I deployed my deployment and added an hpa
rule for scaling.
kubectl autoscale deployment MY_DEP --max 10 --min 6 --cpu-percent 60
waiting a minute and run kubectl get hpa
command to verify my scale rule - As expected, I have 6 pods running (according to min parameter).
$ kubectl get hpa
NAME REFERENCE TARGETS MINPODS MAXPODS REPLICAS AGE
MY_DEP Deployment/MY_DEP <unknown>/60% 6 10 6 1m
Now, I want to change the min parameter:
kubectl patch hpa MY_DEP -p '{"spec":{"minReplicas": 1}}'
Wait for 30 minutes and run the command:
$ kubectl get hpa
NAME REFERENCE TARGETS MINPODS MAXPODS REPLICAS AGE
MY_DEP Deployment/MY_DEP <unknown>/60% 1 10 6 30m
expected replicas: 1, actual replicas: 6
More information:
replicas
parameter has not changed.If I changed the MINPODS
parameter to "1" - why I still have 6 pods? How to make Kubernetes to actually change the min
pods in my deployment?
If I changed the MINPODS parameter to "1" - why I still have 6 pods?
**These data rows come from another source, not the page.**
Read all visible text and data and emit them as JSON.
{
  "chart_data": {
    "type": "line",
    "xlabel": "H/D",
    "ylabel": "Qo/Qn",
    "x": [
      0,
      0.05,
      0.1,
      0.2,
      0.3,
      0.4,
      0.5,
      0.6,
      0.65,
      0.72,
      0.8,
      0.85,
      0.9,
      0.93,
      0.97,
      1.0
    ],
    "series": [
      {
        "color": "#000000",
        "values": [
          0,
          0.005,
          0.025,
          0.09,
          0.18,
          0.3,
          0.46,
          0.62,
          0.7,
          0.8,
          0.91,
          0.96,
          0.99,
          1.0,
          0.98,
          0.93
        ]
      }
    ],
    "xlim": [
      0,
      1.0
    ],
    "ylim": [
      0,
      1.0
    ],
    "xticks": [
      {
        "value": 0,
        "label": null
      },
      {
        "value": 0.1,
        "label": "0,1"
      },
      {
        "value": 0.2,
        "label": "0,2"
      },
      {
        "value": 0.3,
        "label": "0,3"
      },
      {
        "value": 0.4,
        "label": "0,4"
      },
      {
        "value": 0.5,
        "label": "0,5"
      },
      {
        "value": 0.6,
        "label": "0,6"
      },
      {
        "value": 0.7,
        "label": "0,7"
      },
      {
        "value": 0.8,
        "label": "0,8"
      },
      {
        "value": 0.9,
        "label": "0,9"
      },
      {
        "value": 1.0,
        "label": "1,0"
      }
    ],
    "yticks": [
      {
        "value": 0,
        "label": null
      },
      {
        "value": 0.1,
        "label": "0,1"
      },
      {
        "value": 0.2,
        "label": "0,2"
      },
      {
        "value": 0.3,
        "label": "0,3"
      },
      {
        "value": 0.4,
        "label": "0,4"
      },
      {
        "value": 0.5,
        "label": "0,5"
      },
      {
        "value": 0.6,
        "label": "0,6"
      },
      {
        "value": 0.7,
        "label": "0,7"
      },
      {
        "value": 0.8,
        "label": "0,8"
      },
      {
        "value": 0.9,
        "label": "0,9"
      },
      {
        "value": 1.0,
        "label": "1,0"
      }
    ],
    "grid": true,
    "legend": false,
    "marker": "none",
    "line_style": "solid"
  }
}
I believe the answer is because of the <unknown>/60%
present in the output. The fine manual states:
Please note that if some of the pod's containers do not have the relevant resource request set, CPU utilization for the pod will not be defined and the autoscaler will not take any action for that metric
and one can see an example of 0% / 50%
in the walkthrough page. Thus, I would believe that since kubernetes cannot prove what percentage of CPU is being consumed -- neither above nor below the target -- it takes no action for fear of making whatever the situation is worse.
As for why there is a <unknown>
, I would hazard a guess it's the dreaded heapster-to-metrics-server cutover that might be obfuscating that information from the kubernetes API. Regrettably, I don't have first-hand experience testing that theory, in order to offer you concrete steps beyond "see if your cluster is collecting metrics in a place that kubernetes can see them."